—¿Y me lo preguntas? —Luciana se rio—. Anda, sube; Marti está que se muere de aburrimiento. Ve tú primero, yo termino de calentar el caldo.
—Bien.
Vicente subió.
Apenas empujó la puerta, oyó el suspiro de Martina.
—¡Por fin subiste! ¡Me muero del aburrimiento!

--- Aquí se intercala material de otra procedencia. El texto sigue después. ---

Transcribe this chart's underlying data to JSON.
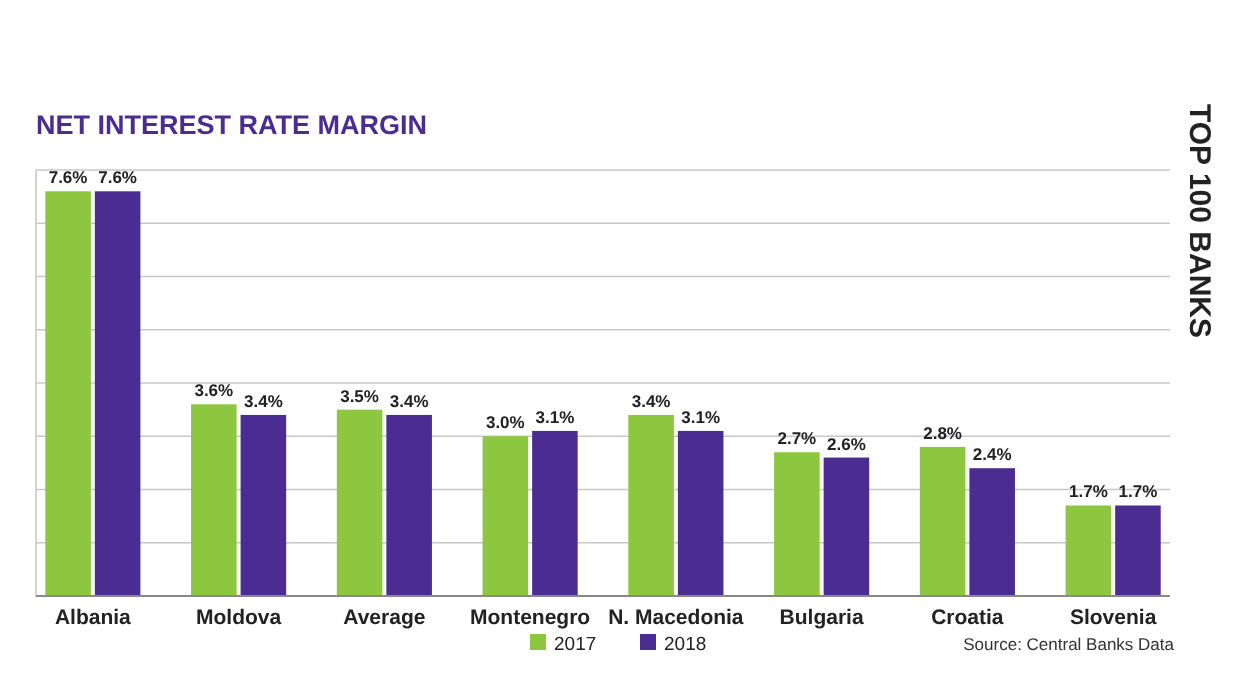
{
  "chart_data": {
    "type": "bar",
    "title": "NET INTEREST RATE MARGIN",
    "categories": [
      "Albania",
      "Moldova",
      "Average",
      "Montenegro",
      "N. Macedonia",
      "Bulgaria",
      "Croatia",
      "Slovenia"
    ],
    "series": [
      {
        "name": "2017",
        "color": "#8dc63f",
        "values": [
          7.6,
          3.6,
          3.5,
          3.0,
          3.4,
          2.7,
          2.8,
          1.7
        ],
        "value_labels": [
          "7.6%",
          "3.6%",
          "3.5%",
          "3.0%",
          "3.4%",
          "2.7%",
          "2.8%",
          "1.7%"
        ]
      },
      {
        "name": "2018",
        "color": "#4b2c91",
        "values": [
          7.6,
          3.4,
          3.4,
          3.1,
          3.1,
          2.6,
          2.4,
          1.7
        ],
        "value_labels": [
          "7.6%",
          "3.4%",
          "3.4%",
          "3.1%",
          "3.1%",
          "2.6%",
          "2.4%",
          "1.7%"
        ]
      }
    ],
    "ylim": [
      0,
      8
    ],
    "yticks": [
      {
        "value": 0,
        "label": null
      },
      {
        "value": 1,
        "label": null
      },
      {
        "value": 2,
        "label": null
      },
      {
        "value": 3,
        "label": null
      },
      {
        "value": 4,
        "label": null
      },
      {
        "value": 5,
        "label": null
      },
      {
        "value": 6,
        "label": null
      },
      {
        "value": 7,
        "label": null
      },
      {
        "value": 8,
        "label": null
      }
    ],
    "tick_labels": "x",
    "grid": "y",
    "legend": "bottom",
    "annotations": [
      "Source: Central Banks Data",
      "TOP 100 BANKS"
    ]
  }
}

En estos días, Luciana le había confiscado el celular y le medía los minutos de televisión: “te hace mal a los ojos”, decía. Salvo dormir, Martina solo podía quedarse mirando al techo. ¿Cómo no aburrirse?
—Marti.
Vicente arrimó una silla a la cama y se sentó a su lado. Al verla un poquito más llenita, se le aflojó el pecho.

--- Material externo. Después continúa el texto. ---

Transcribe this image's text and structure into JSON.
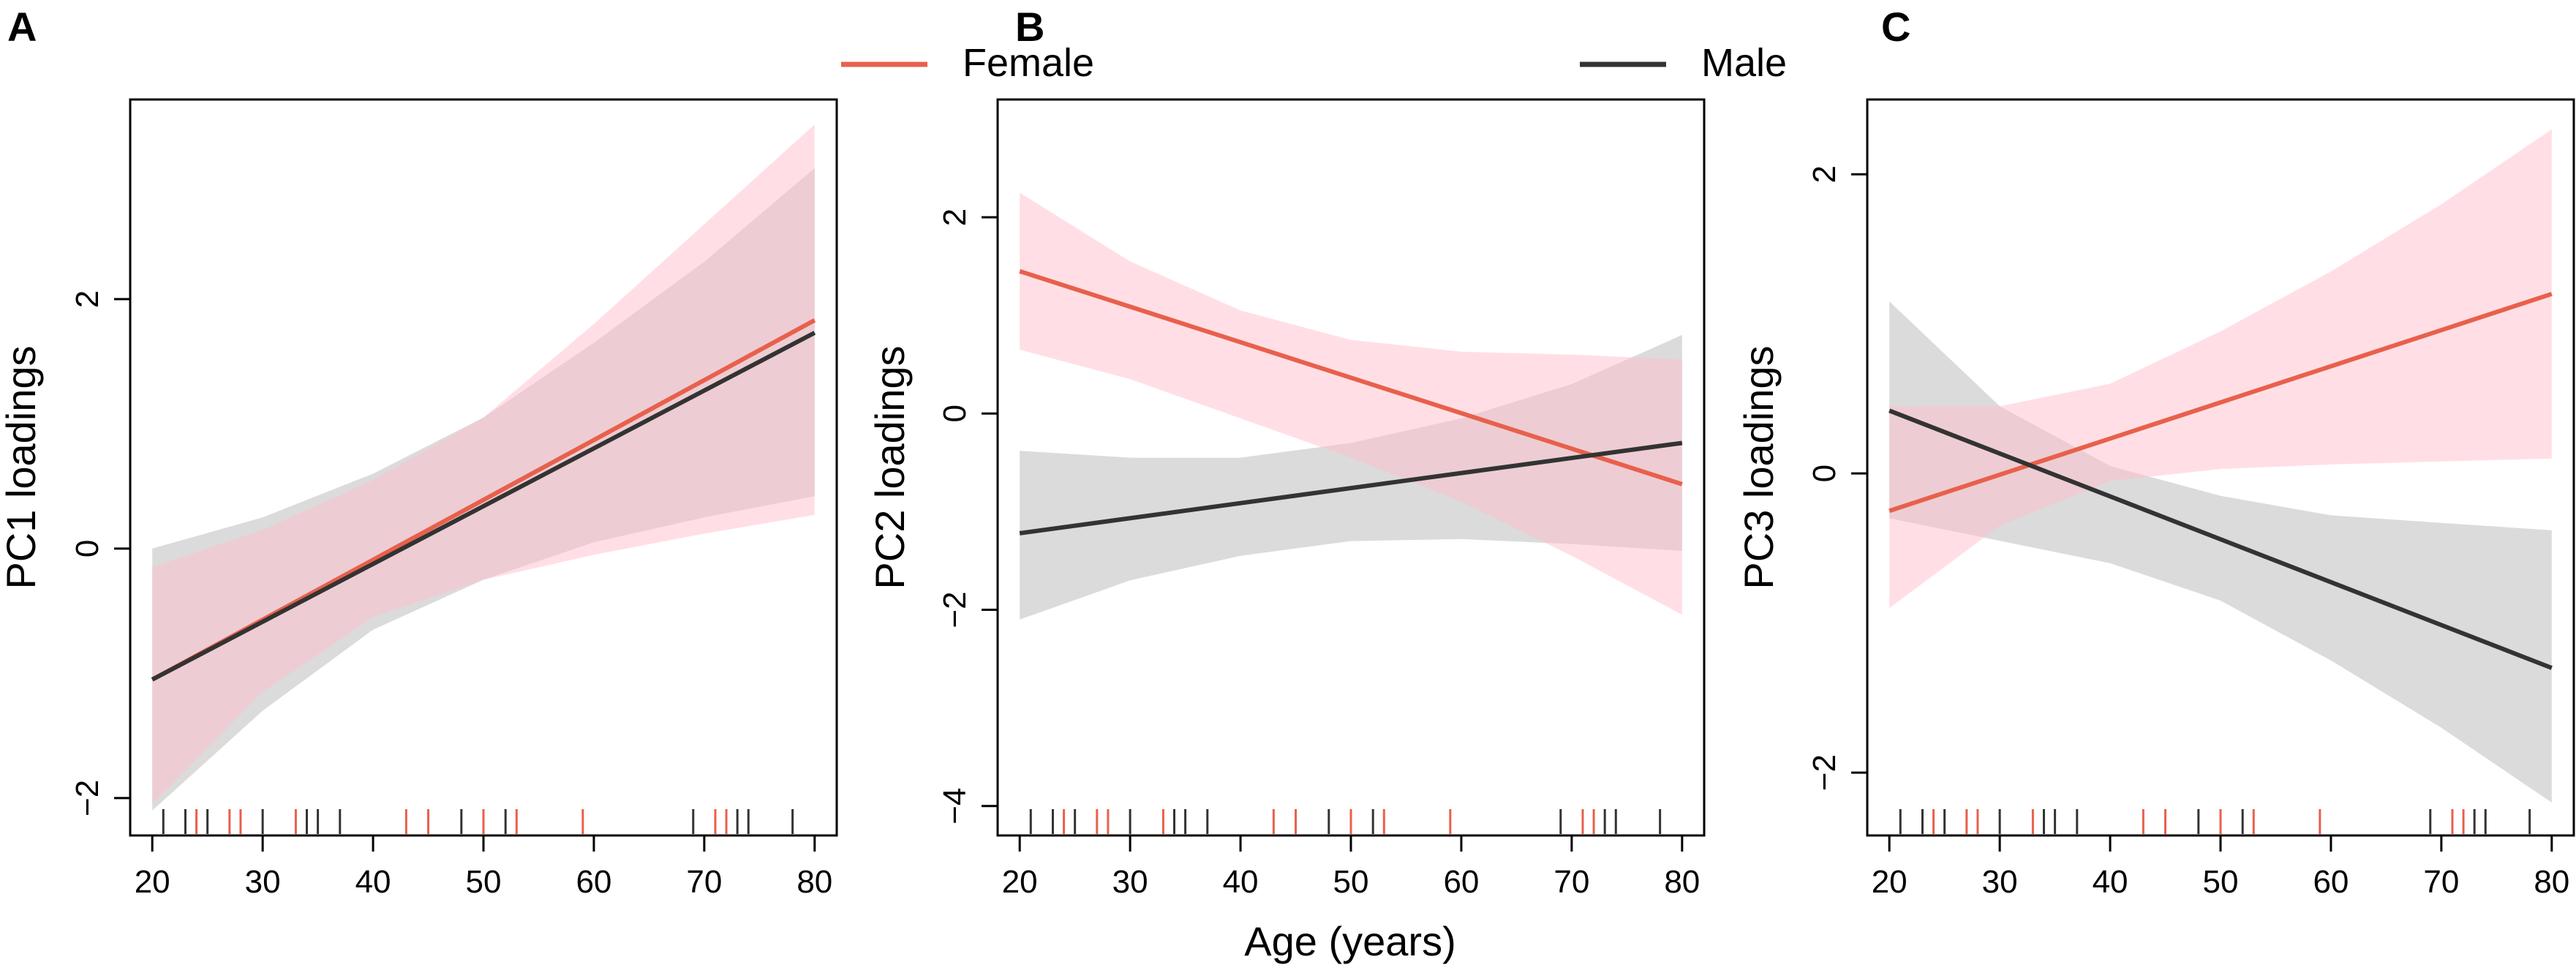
{
  "figure": {
    "shared_xlabel": "Age (years)",
    "legend": [
      {
        "name": "Female",
        "color": "#e8604c"
      },
      {
        "name": "Male",
        "color": "#333333"
      }
    ],
    "ci_colors": {
      "Female": "#ffc0cb",
      "Male": "#bebebe"
    }
  },
  "chart_data": [
    {
      "type": "line",
      "panel_letter": "A",
      "ylabel": "PC1 loadings",
      "xlim": [
        18,
        82
      ],
      "ylim": [
        -2.3,
        3.6
      ],
      "xticks": [
        20,
        30,
        40,
        50,
        60,
        70,
        80
      ],
      "yticks": [
        -2,
        0,
        2
      ],
      "series": [
        {
          "name": "Female",
          "x": [
            20,
            80
          ],
          "y": [
            -1.05,
            1.83
          ],
          "ci_x": [
            20,
            30,
            40,
            50,
            60,
            70,
            80
          ],
          "ci_lower": [
            -2.05,
            -1.15,
            -0.55,
            -0.25,
            -0.05,
            0.12,
            0.27
          ],
          "ci_upper": [
            -0.15,
            0.15,
            0.55,
            1.05,
            1.8,
            2.6,
            3.4
          ]
        },
        {
          "name": "Male",
          "x": [
            20,
            80
          ],
          "y": [
            -1.05,
            1.73
          ],
          "ci_x": [
            20,
            30,
            40,
            50,
            60,
            70,
            80
          ],
          "ci_lower": [
            -2.1,
            -1.3,
            -0.65,
            -0.25,
            0.05,
            0.25,
            0.42
          ],
          "ci_upper": [
            0.0,
            0.25,
            0.6,
            1.05,
            1.65,
            2.3,
            3.05
          ]
        }
      ],
      "rug": {
        "Female": [
          24,
          27,
          28,
          33,
          43,
          45,
          50,
          53,
          59,
          71,
          72
        ],
        "Male": [
          21,
          23,
          25,
          30,
          34,
          35,
          37,
          48,
          52,
          69,
          73,
          74,
          78
        ]
      }
    },
    {
      "type": "line",
      "panel_letter": "B",
      "ylabel": "PC2 loadings",
      "xlim": [
        18,
        82
      ],
      "ylim": [
        -4.3,
        3.2
      ],
      "xticks": [
        20,
        30,
        40,
        50,
        60,
        70,
        80
      ],
      "yticks": [
        -4,
        -2,
        0,
        2
      ],
      "series": [
        {
          "name": "Female",
          "x": [
            20,
            80
          ],
          "y": [
            1.45,
            -0.72
          ],
          "ci_x": [
            20,
            30,
            40,
            50,
            60,
            70,
            80
          ],
          "ci_lower": [
            0.65,
            0.35,
            -0.05,
            -0.45,
            -0.9,
            -1.45,
            -2.05
          ],
          "ci_upper": [
            2.25,
            1.55,
            1.05,
            0.75,
            0.63,
            0.6,
            0.55
          ]
        },
        {
          "name": "Male",
          "x": [
            20,
            80
          ],
          "y": [
            -1.22,
            -0.3
          ],
          "ci_x": [
            20,
            30,
            40,
            50,
            60,
            70,
            80
          ],
          "ci_lower": [
            -2.1,
            -1.7,
            -1.45,
            -1.3,
            -1.28,
            -1.33,
            -1.4
          ],
          "ci_upper": [
            -0.38,
            -0.45,
            -0.45,
            -0.3,
            -0.05,
            0.3,
            0.8
          ]
        }
      ],
      "rug": {
        "Female": [
          24,
          27,
          28,
          33,
          43,
          45,
          50,
          53,
          59,
          71,
          72
        ],
        "Male": [
          21,
          23,
          25,
          30,
          34,
          35,
          37,
          48,
          52,
          69,
          73,
          74,
          78
        ]
      }
    },
    {
      "type": "line",
      "panel_letter": "C",
      "ylabel": "PC3 loadings",
      "xlim": [
        18,
        82
      ],
      "ylim": [
        -2.42,
        2.5
      ],
      "xticks": [
        20,
        30,
        40,
        50,
        60,
        70,
        80
      ],
      "yticks": [
        -2,
        0,
        2
      ],
      "series": [
        {
          "name": "Female",
          "x": [
            20,
            80
          ],
          "y": [
            -0.25,
            1.2
          ],
          "ci_x": [
            20,
            30,
            40,
            50,
            60,
            70,
            80
          ],
          "ci_lower": [
            -0.9,
            -0.35,
            -0.05,
            0.03,
            0.06,
            0.08,
            0.1
          ],
          "ci_upper": [
            0.45,
            0.45,
            0.6,
            0.95,
            1.35,
            1.8,
            2.3
          ]
        },
        {
          "name": "Male",
          "x": [
            20,
            80
          ],
          "y": [
            0.42,
            -1.3
          ],
          "ci_x": [
            20,
            30,
            40,
            50,
            60,
            70,
            80
          ],
          "ci_lower": [
            -0.3,
            -0.45,
            -0.6,
            -0.85,
            -1.25,
            -1.7,
            -2.2
          ],
          "ci_upper": [
            1.15,
            0.45,
            0.05,
            -0.15,
            -0.28,
            -0.33,
            -0.38
          ]
        }
      ],
      "rug": {
        "Female": [
          24,
          27,
          28,
          33,
          43,
          45,
          50,
          53,
          59,
          71,
          72
        ],
        "Male": [
          21,
          23,
          25,
          30,
          34,
          35,
          37,
          48,
          52,
          69,
          73,
          74,
          78
        ]
      }
    }
  ]
}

—Luci sí que sabe cuidarte.
—¿Vicente? —ella también se sorprendió, igual que Luciana abajo; luego le lanzó una mirada pícara—. Uy, el señor Mayo, el más ocupado del mundo… ¿cómo encontraste tiempo para verme?
—Ja… —él sonrió—. Es mi culpa. Pensé que, como ya estabas casada, lo mejor era mantener las distancias.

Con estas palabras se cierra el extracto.